I'm currently reading Teutoburg Forest AD 9 by Michael McNally.

3Ammianus
Maio 7, 2016, 12:35pm

A Hero to His Fighting Men: Nelson A. Miles, 1839-1925 ...this book follows Miles from the Civil War through the Indian wars to the Spanish American war. Informative for me since I've never really studied the Indian campaigns nor the Spanish-American war. The author intended this as a defense of Miles. However, I came away with a very ambivalent feeling.

4Ammianus
Maio 8, 2016, 2:26pm

Napoleon's Irish Legion, excellent study of life in one of Napoleon's foreign legions and its associated bureaucratic maneuvering.

5Shrike58
Maio 9, 2016, 9:24am

Even in his own time he seems to have been considered a very sketchy character; a high level of competence yoked to a very abrasive & arrogant personality.

6Ammianus
Maio 9, 2016, 1:09pm

#5, exactly!

7Shrike58
Maio 13, 2016, 7:59am

Finished up Eyeing the Red Storm (A) on the way into work.
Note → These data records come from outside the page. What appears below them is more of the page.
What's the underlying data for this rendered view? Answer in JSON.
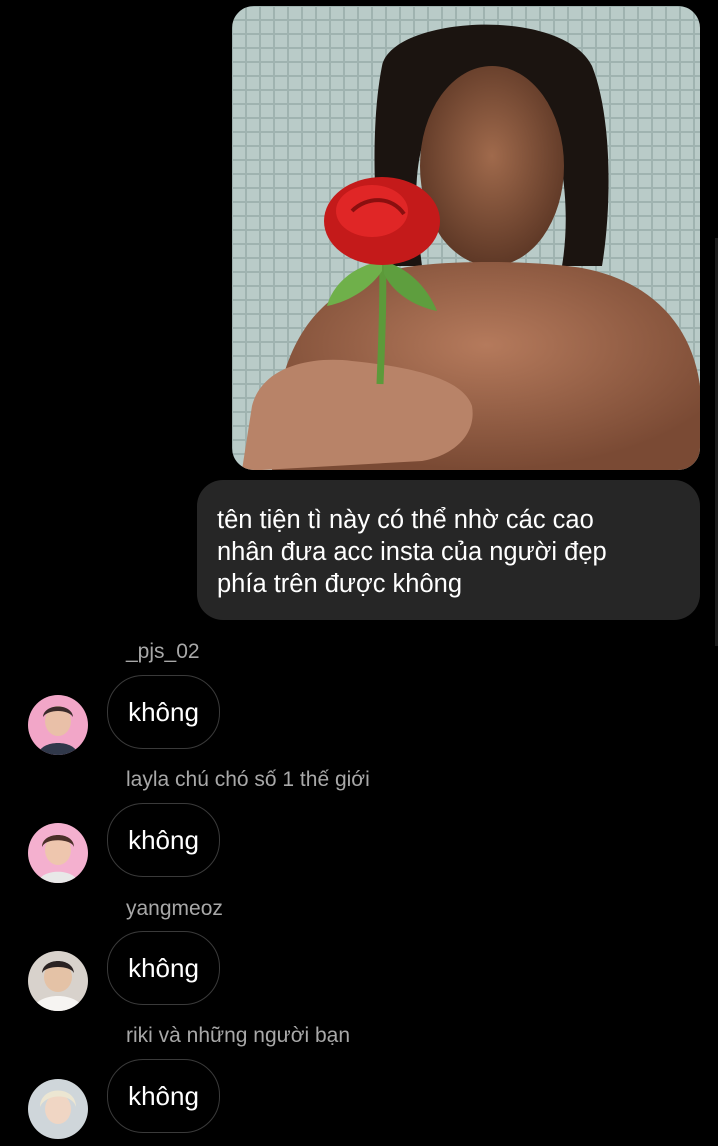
{
  "conversation": {
    "sent_photo_alt": "photo message",
    "sent_text": "tên tiện tì này có thể nhờ các cao nhân đưa acc insta của người đẹp phía trên được không",
    "sent_lines": [
      "tên tiện tì này có thể nhờ các cao",
      "nhân đưa acc insta của người đẹp",
      "phía trên được không"
    ],
    "replies": [
      {
        "sender": "_pjs_02",
        "text": "không",
        "avatar_icon": "avatar-photo-pink"
      },
      {
        "sender": "layla chú chó số 1 thế giới",
        "text": "không",
        "avatar_icon": "avatar-photo-pink"
      },
      {
        "sender": "yangmeoz",
        "text": "không",
        "avatar_icon": "avatar-photo-plush"
      },
      {
        "sender": "riki và những người bạn",
        "text": "không",
        "avatar_icon": "avatar-photo-blond"
      }
    ]
  },
  "colors": {
    "background": "#000000",
    "outgoing_bubble": "#262626",
    "incoming_bubble_border": "#3a3a3a",
    "sender_name": "#a8a8a8",
    "text": "#ffffff"
  }
}
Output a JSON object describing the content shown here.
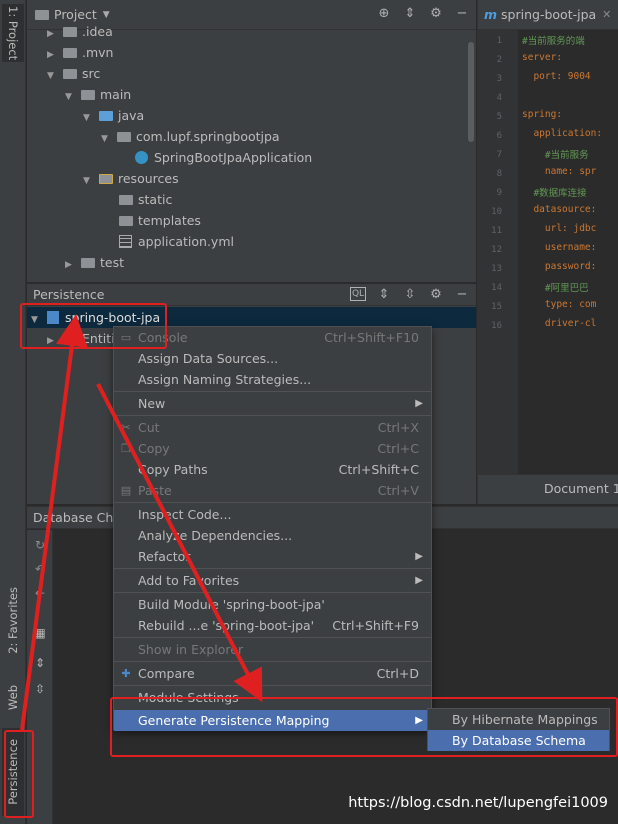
{
  "tool_strip": {
    "project_tab": "1: Project",
    "favorites_tab": "2: Favorites",
    "web_tab": "Web",
    "persistence_tab": "Persistence"
  },
  "project_panel": {
    "title": "Project",
    "tree": [
      {
        "label": ".idea",
        "icon": "folder-icon"
      },
      {
        "label": ".mvn",
        "icon": "folder-icon"
      },
      {
        "label": "src",
        "icon": "folder-icon"
      },
      {
        "label": "main",
        "icon": "folder-icon"
      },
      {
        "label": "java",
        "icon": "source-folder-icon"
      },
      {
        "label": "com.lupf.springbootjpa",
        "icon": "package-icon"
      },
      {
        "label": "SpringBootJpaApplication",
        "icon": "spring-class-icon"
      },
      {
        "label": "resources",
        "icon": "resources-folder-icon"
      },
      {
        "label": "static",
        "icon": "folder-icon"
      },
      {
        "label": "templates",
        "icon": "folder-icon"
      },
      {
        "label": "application.yml",
        "icon": "yml-file-icon"
      },
      {
        "label": "test",
        "icon": "folder-icon"
      }
    ]
  },
  "persistence_panel": {
    "title": "Persistence",
    "root_item": "spring-boot-jpa",
    "child_item": "Entiti"
  },
  "editor": {
    "tab_label": "spring-boot-jpa",
    "line_numbers": [
      "1",
      "2",
      "3",
      "4",
      "5",
      "6",
      "7",
      "8",
      "9",
      "10",
      "11",
      "12",
      "13",
      "14",
      "15",
      "16"
    ],
    "lines": [
      "#当前服务的端",
      "server:",
      "  port: 9004",
      "",
      "spring:",
      "  application:",
      "    #当前服务",
      "    name: spr",
      "  #数据库连接",
      "  datasource:",
      "    url: jdbc",
      "    username:",
      "    password:",
      "    #阿里巴巴",
      "    type: com",
      "    driver-cl"
    ],
    "status": "Document 1/"
  },
  "db_panel": {
    "title": "Database Cha"
  },
  "context_menu": {
    "items": [
      {
        "label": "Console",
        "shortcut": "Ctrl+Shift+F10",
        "disabled": true
      },
      {
        "label": "Assign Data Sources...",
        "shortcut": ""
      },
      {
        "label": "Assign Naming Strategies...",
        "shortcut": ""
      },
      {
        "label": "New",
        "shortcut": "",
        "submenu": true
      },
      {
        "label": "Cut",
        "shortcut": "Ctrl+X",
        "disabled": true
      },
      {
        "label": "Copy",
        "shortcut": "Ctrl+C",
        "disabled": true
      },
      {
        "label": "Copy Paths",
        "shortcut": "Ctrl+Shift+C"
      },
      {
        "label": "Paste",
        "shortcut": "Ctrl+V",
        "disabled": true
      },
      {
        "label": "Inspect Code...",
        "shortcut": ""
      },
      {
        "label": "Analyze Dependencies...",
        "shortcut": ""
      },
      {
        "label": "Refactor",
        "shortcut": "",
        "submenu": true
      },
      {
        "label": "Add to Favorites",
        "shortcut": "",
        "submenu": true
      },
      {
        "label": "Build Module 'spring-boot-jpa'",
        "shortcut": ""
      },
      {
        "label": "Rebuild ...e 'spring-boot-jpa'",
        "shortcut": "Ctrl+Shift+F9"
      },
      {
        "label": "Show in Explorer",
        "shortcut": "",
        "disabled": true
      },
      {
        "label": "Compare",
        "shortcut": "Ctrl+D"
      },
      {
        "label": "Module Settings",
        "shortcut": ""
      },
      {
        "label": "Generate Persistence Mapping",
        "shortcut": "",
        "submenu": true,
        "selected": true
      }
    ]
  },
  "submenu": {
    "items": [
      {
        "label": "By Hibernate Mappings"
      },
      {
        "label": "By Database Schema",
        "selected": true
      }
    ]
  },
  "watermark": "https://blog.csdn.net/lupengfei1009",
  "colors": {
    "selection": "#4b6eaf",
    "annotation_red": "#e02020"
  }
}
While the core of this book is an examination of the murky roots of satellite reconnaissance in the Cold War, it's also a case study of how Dwight Eisenhower went about controlling security policy during his administration.

8rudel519
Maio 13, 2016, 1:19pm

Just finished The Secret Battle by A. P. Herbert , another incredible fictionalized memoir of British soldiers at Gallipoli and the Somme. His descriptions of the hellish conditions at Gallipoli really stay with you. And he devotes a lot of time to the soldier's internalized demons and fears as they conflict with the sense of duty to your country and fellow soldiers, and what it means to be brave. The courts-martial account in it, although fictionalized, is similar to some cases that actually did occur. The best account I've read on British courts-martials for desertion and other crimes in WWI is Blindfold and Alone , which analyzes the approximately 350 cases which did result in an execution, about 10% of the total cases for capitol offenses.

9Jestak
Editado: Maio 15, 2016, 11:44am

10bluetongue
Maio 24, 2016, 1:26am

11Shrike58
Maio 30, 2016, 6:24pm

The last relevant book of the month is going to be Battle Flight (A), an inclusive examination of Post-WWII British air defense hardware and the policies that mandated these systems. If you liked Gibson's parallel work on the V-Bomber Era you'll also like this volume.